GBP/USD could be approaching a ‘bounce or bust’ moment, given its perilous position barely 0.1% above the 200-DMA. Sterling watchers will look to what happened to EUR/USD when it breached this indicator –  the currency pair hasn’t really looked back.

The $1.6630 level and then $1.6570 would be areas to watch for support should the 200-DMA be lost, but any bounce needs the daily relative strength index to move out of oversold territory to have any hope of rallying.

On the hourly chart the textbook downtrend remains in place, with yesterday’s low around $1.6660 being the area that may provide some support. However, we’ll need to see a move through the major hourly moving averages, together with a turnaround in the hourly RSI, which is busily dropping back from the highs seen yesterday. 
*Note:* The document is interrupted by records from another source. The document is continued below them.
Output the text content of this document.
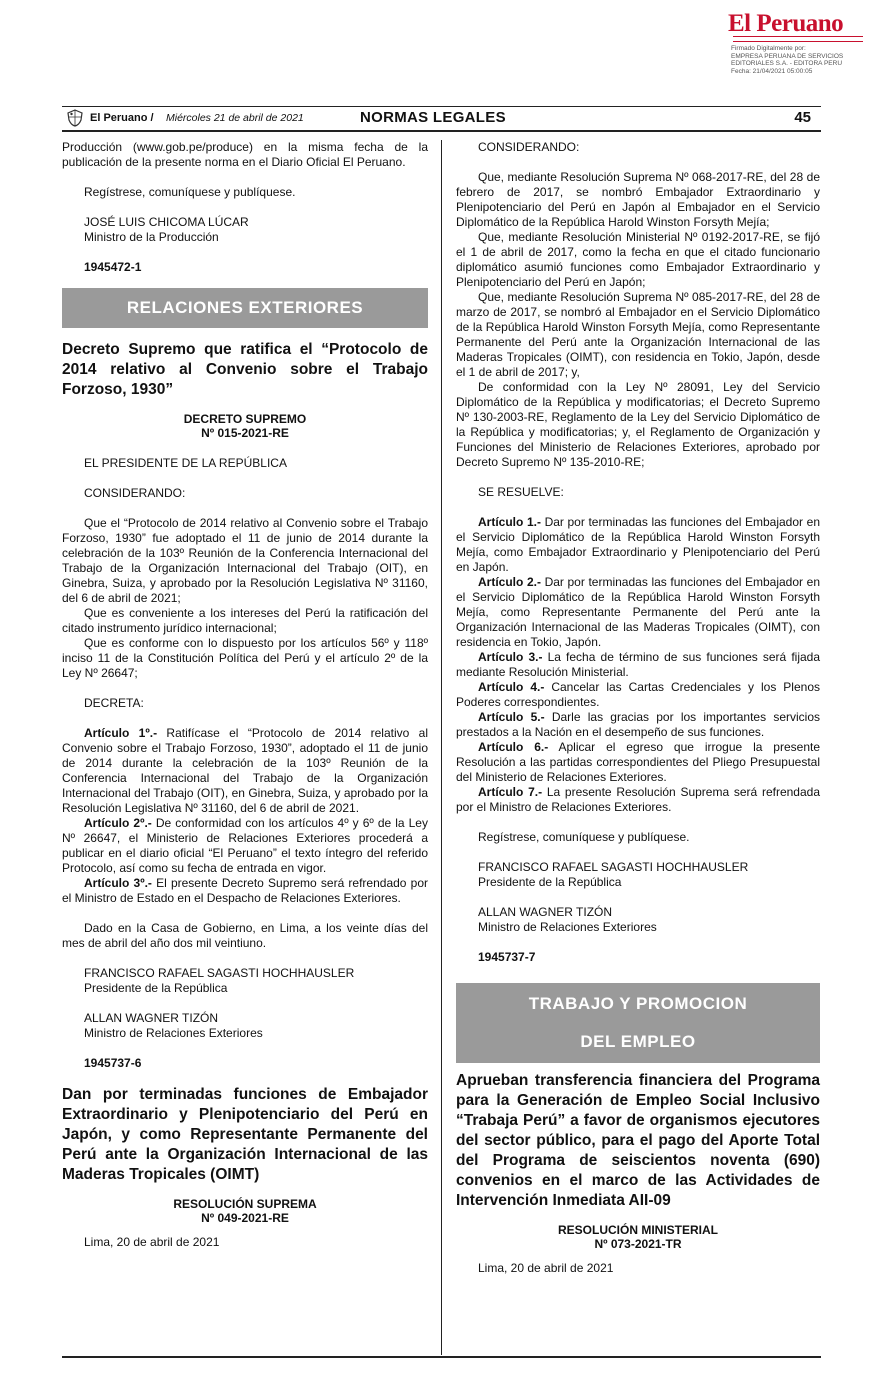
El Peruano
Firmado Digitalmente por:
EMPRESA PERUANA DE SERVICIOS
EDITORIALES S.A. - EDITORA PERU
Fecha: 21/04/2021 05:00:05
El Peruano / Miércoles 21 de abril de 2021	NORMAS LEGALES	45

Producción (www.gob.pe/produce) en la misma fecha de la publicación de la presente norma en el Diario Oficial El Peruano.

Regístrese, comuníquese y publíquese.

JOSÉ LUIS CHICOMA LÚCAR

Ministro de la Producción

1945472-1

RELACIONES EXTERIORES

Decreto Supremo que ratifica el “Protocolo de 2014 relativo al Convenio sobre el Trabajo Forzoso, 1930”

DECRETO SUPREMO

Nº 015-2021-RE

EL PRESIDENTE DE LA REPÚBLICA

CONSIDERANDO:

Que el “Protocolo de 2014 relativo al Convenio sobre el Trabajo Forzoso, 1930” fue adoptado el 11 de junio de 2014 durante la celebración de la 103º Reunión de la Conferencia Internacional del Trabajo de la Organización Internacional del Trabajo (OIT), en Ginebra, Suiza, y aprobado por la Resolución Legislativa Nº 31160, del 6 de abril de 2021;

Que es conveniente a los intereses del Perú la ratificación del citado instrumento jurídico internacional;

Que es conforme con lo dispuesto por los artículos 56º y 118º inciso 11 de la Constitución Política del Perú y el artículo 2º de la Ley Nº 26647;

DECRETA:

Artículo 1º.- Ratifícase el “Protocolo de 2014 relativo al Convenio sobre el Trabajo Forzoso, 1930”, adoptado el 11 de junio de 2014 durante la celebración de la 103º Reunión de la Conferencia Internacional del Trabajo de la Organización Internacional del Trabajo (OIT), en Ginebra, Suiza, y aprobado por la Resolución Legislativa Nº 31160, del 6 de abril de 2021.

Artículo 2º.- De conformidad con los artículos 4º y 6º de la Ley Nº 26647, el Ministerio de Relaciones Exteriores procederá a publicar en el diario oficial “El Peruano” el texto íntegro del referido Protocolo, así como su fecha de entrada en vigor.

Artículo 3º.- El presente Decreto Supremo será refrendado por el Ministro de Estado en el Despacho de Relaciones Exteriores.

Dado en la Casa de Gobierno, en Lima, a los veinte días del mes de abril del año dos mil veintiuno.

FRANCISCO RAFAEL SAGASTI HOCHHAUSLER

Presidente de la República

ALLAN WAGNER TIZÓN

Ministro de Relaciones Exteriores

1945737-6

Dan por terminadas funciones de Embajador Extraordinario y Plenipotenciario del Perú en Japón, y como Representante Permanente del Perú ante la Organización Internacional de las Maderas Tropicales (OIMT)

RESOLUCIÓN SUPREMA

Nº 049-2021-RE

Lima, 20 de abril de 2021

CONSIDERANDO:

Que, mediante Resolución Suprema Nº 068-2017-RE, del 28 de febrero de 2017, se nombró Embajador Extraordinario y Plenipotenciario del Perú en Japón al Embajador en el Servicio Diplomático de la República Harold Winston Forsyth Mejía;

Que, mediante Resolución Ministerial Nº 0192-2017-RE, se fijó el 1 de abril de 2017, como la fecha en que el citado funcionario diplomático asumió funciones como Embajador Extraordinario y Plenipotenciario del Perú en Japón;

Que, mediante Resolución Suprema Nº 085-2017-RE, del 28 de marzo de 2017, se nombró al Embajador en el Servicio Diplomático de la República Harold Winston Forsyth Mejía, como Representante Permanente del Perú ante la Organización Internacional de las Maderas Tropicales (OIMT), con residencia en Tokio, Japón, desde el 1 de abril de 2017; y,

De conformidad con la Ley Nº 28091, Ley del Servicio Diplomático de la República y modificatorias; el Decreto Supremo Nº 130-2003-RE, Reglamento de la Ley del Servicio Diplomático de la República y modificatorias; y, el Reglamento de Organización y Funciones del Ministerio de Relaciones Exteriores, aprobado por Decreto Supremo Nº 135-2010-RE;

SE RESUELVE:

Artículo 1.- Dar por terminadas las funciones del Embajador en el Servicio Diplomático de la República Harold Winston Forsyth Mejía, como Embajador Extraordinario y Plenipotenciario del Perú en Japón.

Artículo 2.- Dar por terminadas las funciones del Embajador en el Servicio Diplomático de la República Harold Winston Forsyth Mejía, como Representante Permanente del Perú ante la Organización Internacional de las Maderas Tropicales (OIMT), con residencia en Tokio, Japón.

Artículo 3.- La fecha de término de sus funciones será fijada mediante Resolución Ministerial.

Artículo 4.- Cancelar las Cartas Credenciales y los Plenos Poderes correspondientes.

Artículo 5.- Darle las gracias por los importantes servicios prestados a la Nación en el desempeño de sus funciones.

Artículo 6.- Aplicar el egreso que irrogue la presente Resolución a las partidas correspondientes del Pliego Presupuestal del Ministerio de Relaciones Exteriores.

Artículo 7.- La presente Resolución Suprema será refrendada por el Ministro de Relaciones Exteriores.

Regístrese, comuníquese y publíquese.

FRANCISCO RAFAEL SAGASTI HOCHHAUSLER

Presidente de la República

ALLAN WAGNER TIZÓN

Ministro de Relaciones Exteriores

1945737-7

TRABAJO Y PROMOCION
DEL EMPLEO

Aprueban transferencia financiera del Programa para la Generación de Empleo Social Inclusivo “Trabaja Perú” a favor de organismos ejecutores del sector público, para el pago del Aporte Total del Programa de seiscientos noventa (690) convenios en el marco de las Actividades de Intervención Inmediata AII-09

RESOLUCIÓN MINISTERIAL

Nº 073-2021-TR

Lima, 20 de abril de 2021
EUR/USD resting near $1.3350 mark

The situation shows no sign of improvement for the beleaguered eurozone, as France declares that it will no longer follow austerity measures at the cost of economic growth. Even Germany is not immune, as data shows last year witnessed a technical recession in Europe’s strongest economy. Additionally, Paul Krugman this morning has warned that Europe will be lucky if it only experiences one ‘lost decade’ of non-existent economic growth.

Next week sees a pile of economic data from France, Germany and the eurozone, mostly consisting of PMI data, but the picture is not likely to improve in any noticeable fashion. Instead, most investors are now betting on European Central Bank quantitative easing at some point this year, as perhaps the only real option open to the eurozone economy, save disaster and breakup.

EUR/USD has come to rest around the $1.3350 mark, its lowest since November 2013, and a rising daily RSI does give some hope that there may be a short-term rally in the currency. Even if this does occur, the 50-DMA is an awfully long way from the current price, and should likely act as significant resistance, as it did twice in July.